Monday, October 21, 2002 at 10:00pm

In late June 1995, James Lewis, Nicholas Stroble and Christopher Bissey, all in their late teens, went looking for two girls from Bethlehem, Pa. One of the girls, 17-year-old Jennifer Grider, apparently owed Bissey $400 from a cocaine transaction.

The three young men were high on marijuana when they found Grider and her friend, 15-year-old Mary Orlando, near Lehigh University.

According to sworn testimony by Lewis, things quickly got out of hand when Bissey found out Grider could not pay. Bissey pulled out a handgun and emptied it into both girls; they died moments later.

It took a Pennsylvania jury just two hours to convict Bissey of first-degree murder. Eleven jury members voted for death; one dissented. Thus Bissey's life was spared, and he is now serving life without parole.

But that's not the end of the story.

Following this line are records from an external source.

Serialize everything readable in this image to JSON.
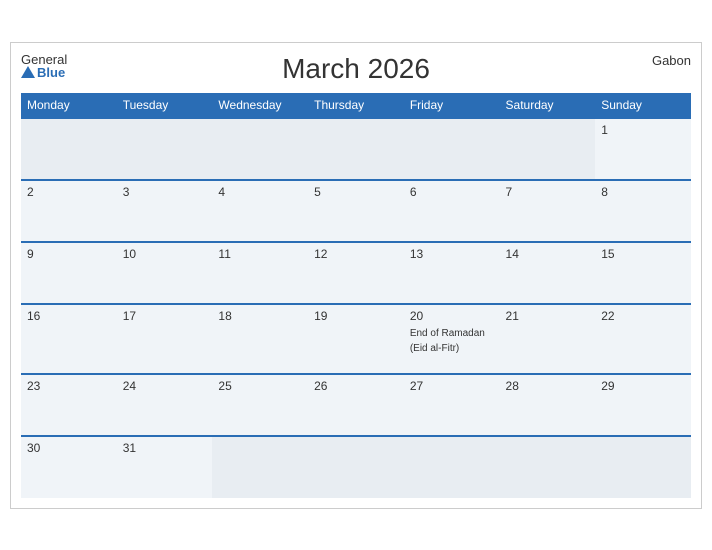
{
  "header": {
    "title": "March 2026",
    "country": "Gabon",
    "logo_general": "General",
    "logo_blue": "Blue"
  },
  "weekdays": [
    "Monday",
    "Tuesday",
    "Wednesday",
    "Thursday",
    "Friday",
    "Saturday",
    "Sunday"
  ],
  "weeks": [
    [
      {
        "day": "",
        "empty": true
      },
      {
        "day": "",
        "empty": true
      },
      {
        "day": "",
        "empty": true
      },
      {
        "day": "",
        "empty": true
      },
      {
        "day": "",
        "empty": true
      },
      {
        "day": "",
        "empty": true
      },
      {
        "day": "1",
        "event": ""
      }
    ],
    [
      {
        "day": "2",
        "event": ""
      },
      {
        "day": "3",
        "event": ""
      },
      {
        "day": "4",
        "event": ""
      },
      {
        "day": "5",
        "event": ""
      },
      {
        "day": "6",
        "event": ""
      },
      {
        "day": "7",
        "event": ""
      },
      {
        "day": "8",
        "event": ""
      }
    ],
    [
      {
        "day": "9",
        "event": ""
      },
      {
        "day": "10",
        "event": ""
      },
      {
        "day": "11",
        "event": ""
      },
      {
        "day": "12",
        "event": ""
      },
      {
        "day": "13",
        "event": ""
      },
      {
        "day": "14",
        "event": ""
      },
      {
        "day": "15",
        "event": ""
      }
    ],
    [
      {
        "day": "16",
        "event": ""
      },
      {
        "day": "17",
        "event": ""
      },
      {
        "day": "18",
        "event": ""
      },
      {
        "day": "19",
        "event": ""
      },
      {
        "day": "20",
        "event": "End of Ramadan\n(Eid al-Fitr)"
      },
      {
        "day": "21",
        "event": ""
      },
      {
        "day": "22",
        "event": ""
      }
    ],
    [
      {
        "day": "23",
        "event": ""
      },
      {
        "day": "24",
        "event": ""
      },
      {
        "day": "25",
        "event": ""
      },
      {
        "day": "26",
        "event": ""
      },
      {
        "day": "27",
        "event": ""
      },
      {
        "day": "28",
        "event": ""
      },
      {
        "day": "29",
        "event": ""
      }
    ],
    [
      {
        "day": "30",
        "event": ""
      },
      {
        "day": "31",
        "event": ""
      },
      {
        "day": "",
        "empty": true
      },
      {
        "day": "",
        "empty": true
      },
      {
        "day": "",
        "empty": true
      },
      {
        "day": "",
        "empty": true
      },
      {
        "day": "",
        "empty": true
      }
    ]
  ]
}
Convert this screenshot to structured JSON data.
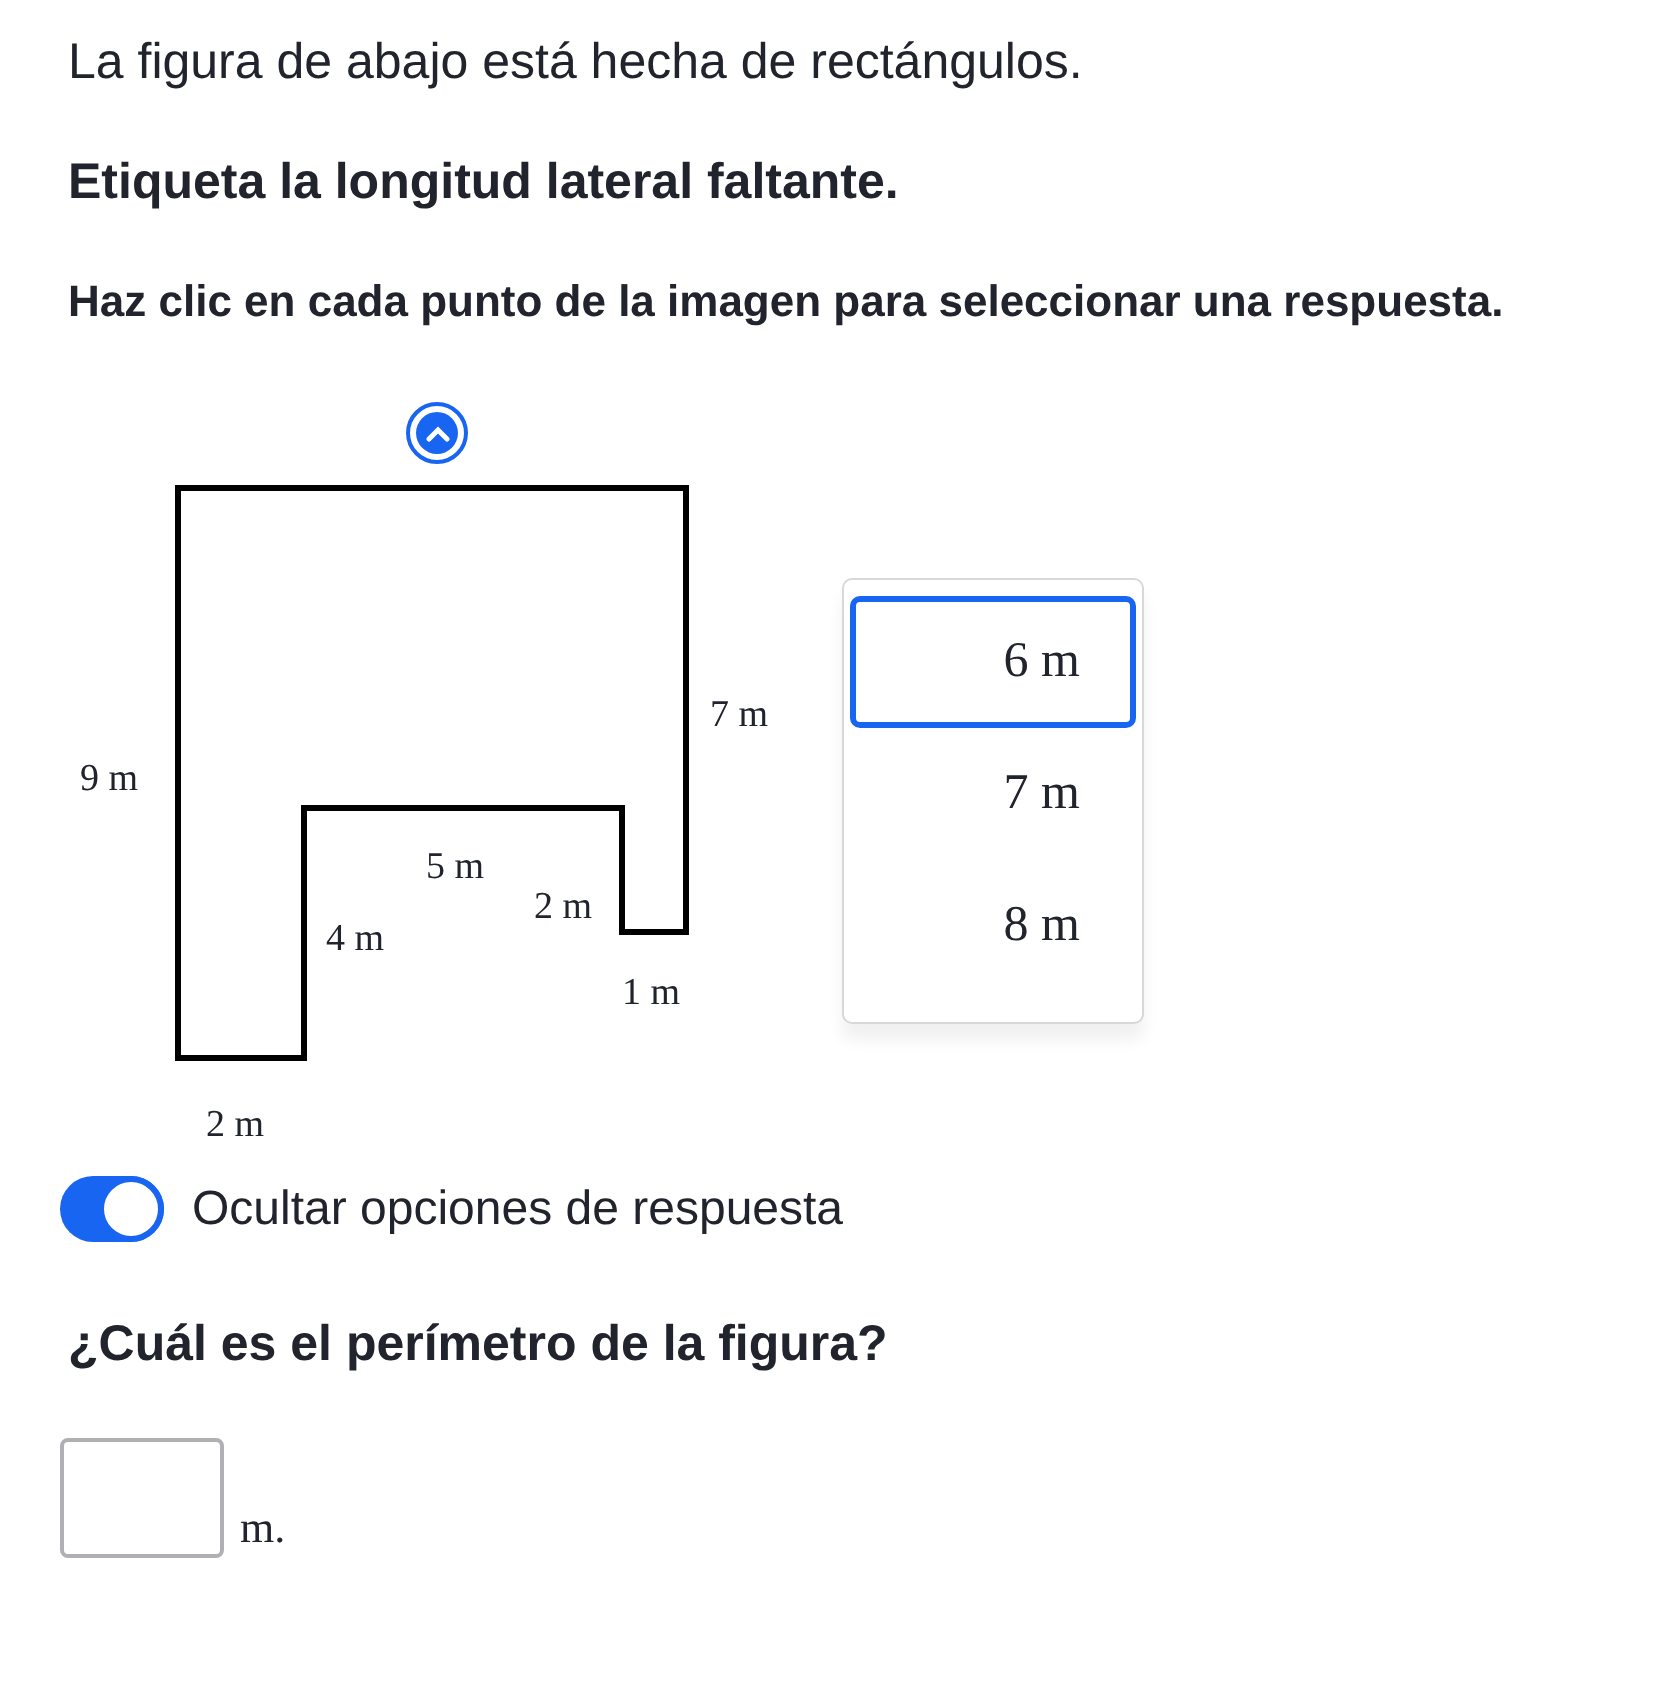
{
  "intro": "La figura de abajo está hecha de rectángulos.",
  "instruction": "Etiqueta la longitud lateral faltante.",
  "hint": "Haz clic en cada punto de la imagen para seleccionar una respuesta.",
  "figure": {
    "hotspot": {
      "expanded": true
    },
    "side_labels": [
      "9 m",
      "7 m",
      "5 m",
      "2 m",
      "4 m",
      "1 m",
      "2 m"
    ]
  },
  "dropdown": {
    "options": [
      {
        "label": "6 m",
        "selected": true
      },
      {
        "label": "7 m",
        "selected": false
      },
      {
        "label": "8 m",
        "selected": false
      }
    ]
  },
  "toggle": {
    "label": "Ocultar opciones de respuesta",
    "on": true
  },
  "question": "¿Cuál es el perímetro de la figura?",
  "answer": {
    "unit": "m."
  }
}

Even though Bissey has been convicted of the worst crime imaginable, the Commonwealth of Pennsylvania has been treating him quite well inside the Graterford State Prison. Bissey is a singer in a prison rock band called "Dark Mischief." Each day, the boys in the band get together to jam with instruments provided by the taxpayers.

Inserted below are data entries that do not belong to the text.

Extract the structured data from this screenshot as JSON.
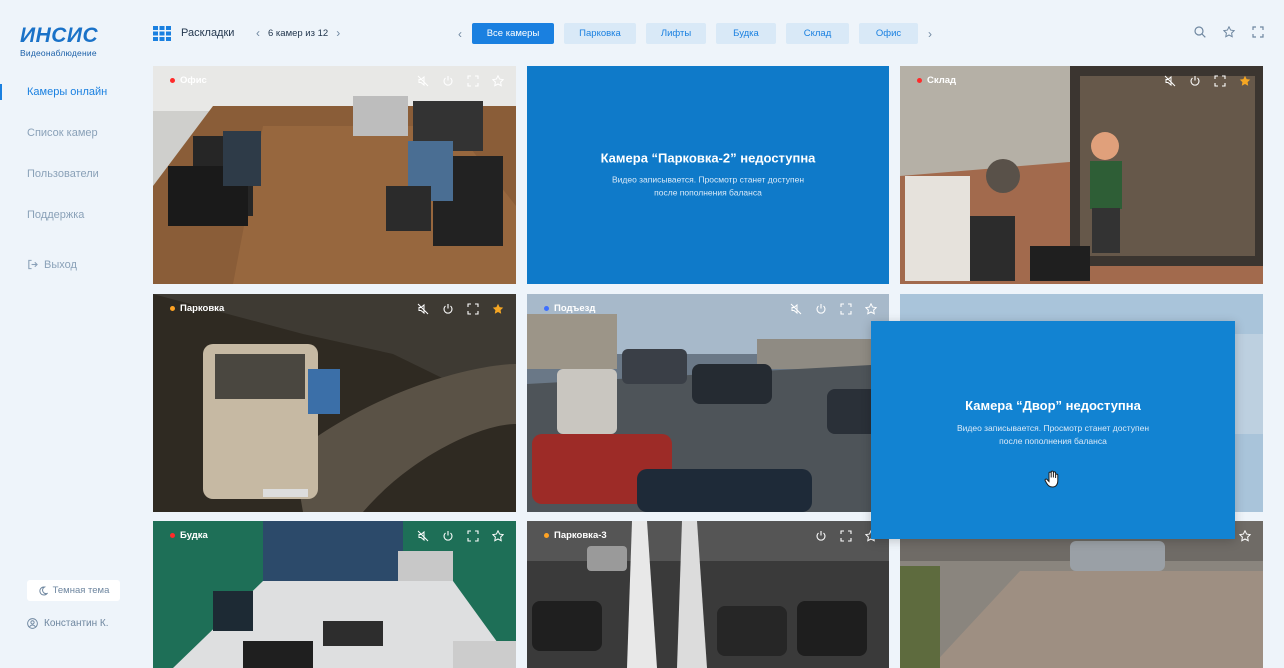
{
  "logo": {
    "brand": "ИНСИС",
    "subtitle": "Видеонаблюдение"
  },
  "nav": {
    "items": [
      {
        "label": "Камеры онлайн",
        "active": true
      },
      {
        "label": "Список камер",
        "active": false
      },
      {
        "label": "Пользователи",
        "active": false
      },
      {
        "label": "Поддержка",
        "active": false
      }
    ],
    "exit_label": "Выход",
    "theme_label": "Темная тема",
    "user_name": "Константин К."
  },
  "toolbar": {
    "layouts_label": "Раскладки",
    "pager_text": "6 камер из 12",
    "filters": [
      "Все камеры",
      "Парковка",
      "Лифты",
      "Будка",
      "Склад",
      "Офис"
    ],
    "active_filter": "Все камеры"
  },
  "colors": {
    "accent": "#1a80e0",
    "dot_red": "#ff2a2a",
    "dot_orange": "#ffa323",
    "dot_blue": "#3d6fff",
    "star_active": "#f5a623"
  },
  "cameras": [
    {
      "label": "Офис",
      "status_color": "#ff2a2a",
      "favorite": false,
      "muted": true
    },
    {
      "label": "",
      "unavailable": true,
      "title": "Камера “Парковка-2” недоступна",
      "line1": "Видео записывается. Просмотр станет доступен",
      "line2": "после пополнения баланса"
    },
    {
      "label": "Склад",
      "status_color": "#ff2a2a",
      "favorite": true,
      "muted": true
    },
    {
      "label": "Парковка",
      "status_color": "#ffa323",
      "favorite": true,
      "muted": true
    },
    {
      "label": "Подъезд",
      "status_color": "#3d6fff",
      "favorite": false,
      "muted": true
    },
    {
      "label": "Двор",
      "unavailable": true
    },
    {
      "label": "Будка",
      "status_color": "#ff2a2a",
      "favorite": false,
      "muted": true
    },
    {
      "label": "Парковка-3",
      "status_color": "#ffa323",
      "favorite": false,
      "muted": false
    }
  ],
  "popup": {
    "title": "Камера “Двор” недоступна",
    "line1": "Видео записывается. Просмотр станет доступен",
    "line2": "после пополнения баланса"
  }
}
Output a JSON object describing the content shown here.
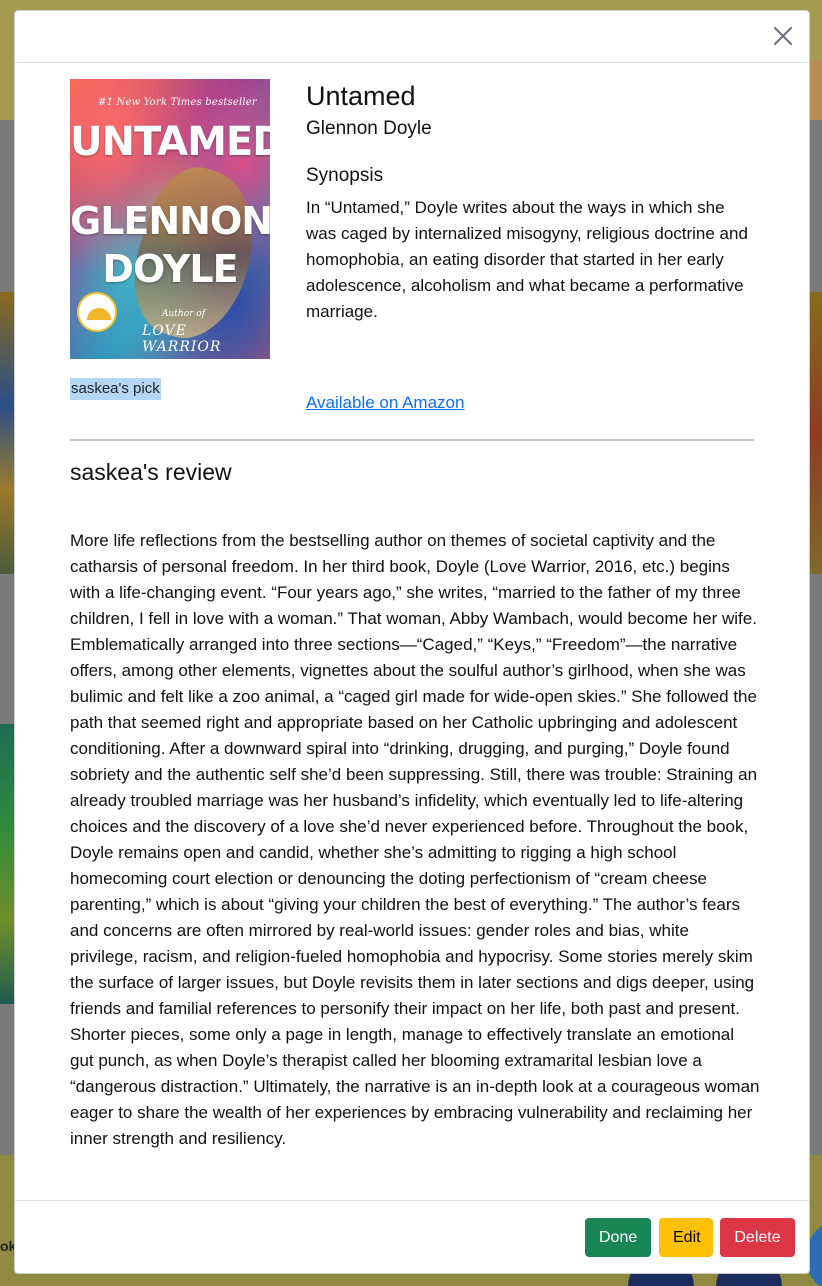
{
  "background": {
    "partial_text": "ok"
  },
  "modal": {
    "cover": {
      "top_line": "#1 New York Times bestseller",
      "title_line1": "UNTAMED",
      "title_line2": "GLENNON",
      "title_line3": "DOYLE",
      "author_of": "Author of",
      "subtitle": "LOVE WARRIOR"
    },
    "pick_label": "saskea's pick",
    "title": "Untamed",
    "author": "Glennon Doyle",
    "synopsis_heading": "Synopsis",
    "synopsis_text": "In “Untamed,” Doyle writes about the ways in which she was caged by internalized misogyny, religious doctrine and homophobia, an eating disorder that started in her early adolescence, alcoholism and what became a performative marriage.",
    "amazon_link": "Available on Amazon",
    "review_heading": "saskea's review",
    "review_text": "More life reflections from the bestselling author on themes of societal captivity and the catharsis of personal freedom. In her third book, Doyle (Love Warrior, 2016, etc.) begins with a life-changing event. “Four years ago,” she writes, “married to the father of my three children, I fell in love with a woman.” That woman, Abby Wambach, would become her wife. Emblematically arranged into three sections—“Caged,” “Keys,” “Freedom”—the narrative offers, among other elements, vignettes about the soulful author’s girlhood, when she was bulimic and felt like a zoo animal, a “caged girl made for wide-open skies.” She followed the path that seemed right and appropriate based on her Catholic upbringing and adolescent conditioning. After a downward spiral into “drinking, drugging, and purging,” Doyle found sobriety and the authentic self she’d been suppressing. Still, there was trouble: Straining an already troubled marriage was her husband’s infidelity, which eventually led to life-altering choices and the discovery of a love she’d never experienced before. Throughout the book, Doyle remains open and candid, whether she’s admitting to rigging a high school homecoming court election or denouncing the doting perfectionism of “cream cheese parenting,” which is about “giving your children the best of everything.” The author’s fears and concerns are often mirrored by real-world issues: gender roles and bias, white privilege, racism, and religion-fueled homophobia and hypocrisy. Some stories merely skim the surface of larger issues, but Doyle revisits them in later sections and digs deeper, using friends and familial references to personify their impact on her life, both past and present. Shorter pieces, some only a page in length, manage to effectively translate an emotional gut punch, as when Doyle’s therapist called her blooming extramarital lesbian love a “dangerous distraction.” Ultimately, the narrative is an in-depth look at a courageous woman eager to share the wealth of her experiences by embracing vulnerability and reclaiming her inner strength and resiliency.",
    "close_icon": "close-icon",
    "buttons": {
      "done": "Done",
      "edit": "Edit",
      "delete": "Delete"
    }
  },
  "colors": {
    "done": "#198754",
    "edit": "#ffc107",
    "delete": "#dc3545",
    "link": "#0d6efd",
    "highlight": "#b4d7f5"
  }
}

It is all so civilized. The deputy warden at the prison, David DiGuglielmo, says, "Not giving inmates things to do is dangerous. They need outlets. They need to occupy their time. Some of the inmates, before they got into music, were difficult people."

Yeah, I guess so. Killing two young girls might indicate a "difficult" person.

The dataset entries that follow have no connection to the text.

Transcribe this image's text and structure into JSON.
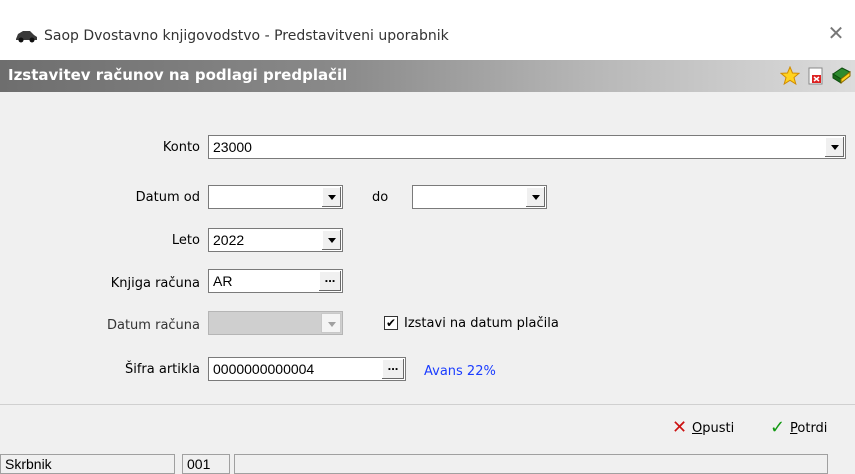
{
  "window": {
    "title": "Saop Dvostavno knjigovodstvo - Predstavitveni uporabnik",
    "close_glyph": "✕"
  },
  "header": {
    "title": "Izstavitev računov na podlagi predplačil",
    "icons": [
      "star-icon",
      "pdf-icon",
      "book-icon"
    ]
  },
  "form": {
    "konto": {
      "label": "Konto",
      "value": "23000"
    },
    "datum_od": {
      "label": "Datum od",
      "value": ""
    },
    "datum_do": {
      "label": "do",
      "value": ""
    },
    "leto": {
      "label": "Leto",
      "value": "2022"
    },
    "knjiga": {
      "label": "Knjiga računa",
      "value": "AR",
      "browse": "..."
    },
    "datum_racuna": {
      "label": "Datum računa",
      "value": ""
    },
    "izstavi": {
      "label": "Izstavi na datum plačila",
      "checked": true,
      "mark": "✔"
    },
    "sifra": {
      "label": "Šifra artikla",
      "value": "0000000000004",
      "browse": "...",
      "desc": "Avans 22%"
    }
  },
  "buttons": {
    "cancel": {
      "first": "O",
      "rest": "pusti",
      "icon": "✕"
    },
    "confirm": {
      "first": "P",
      "rest": "otrdi",
      "icon": "✓"
    }
  },
  "status": {
    "user": "Skrbnik",
    "code": "001",
    "extra": ""
  },
  "colors": {
    "link": "#1a3cff",
    "cancel_icon": "#cc1111",
    "confirm_icon": "#119911"
  }
}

So Christopher Bissey and his merry men sing the days away at Graterford, and then, all of a sudden, along comes the cable TV music channel VH-1, one of the most morally bankrupt outfits in the history of American television. That channel gets state permission to shoot Dark Mischief giving a concert inside the prison and then decides to broadcast the "entertainment" nationwide as part of their "Music Behind Bars" series.

Upon hearing this, the mother of Mary Orlando broke down emotionally. She has never really recovered from the murder of her daughter, and now she knows the killer has developed into a rock star inside prison.

Armed with Mrs. Orlando's emotional words, I confronted VH-1 President Christina Norman and asked her not to broadcast Dark Mischief for humanitarian reasons.

Ms. Norman, through flunkies, told me to stuff it.

This kind of thing is way beyond a questionable programming decision. This is inflicting direct pain on the grieving families of Mary Orlando and Jennifer Grider in order to make money for VH-1. Does it get any worse than that?

For far too long in this country, we have tolerated barbaric behavior on the part of some "entertainment" companies. We have seen the coarsening of America, aided by heavy doses of degenerate rap lyrics, movie plots and television series that feature sex without consequences, blatant disrespect for parents and teachers, and the glorification of criminals.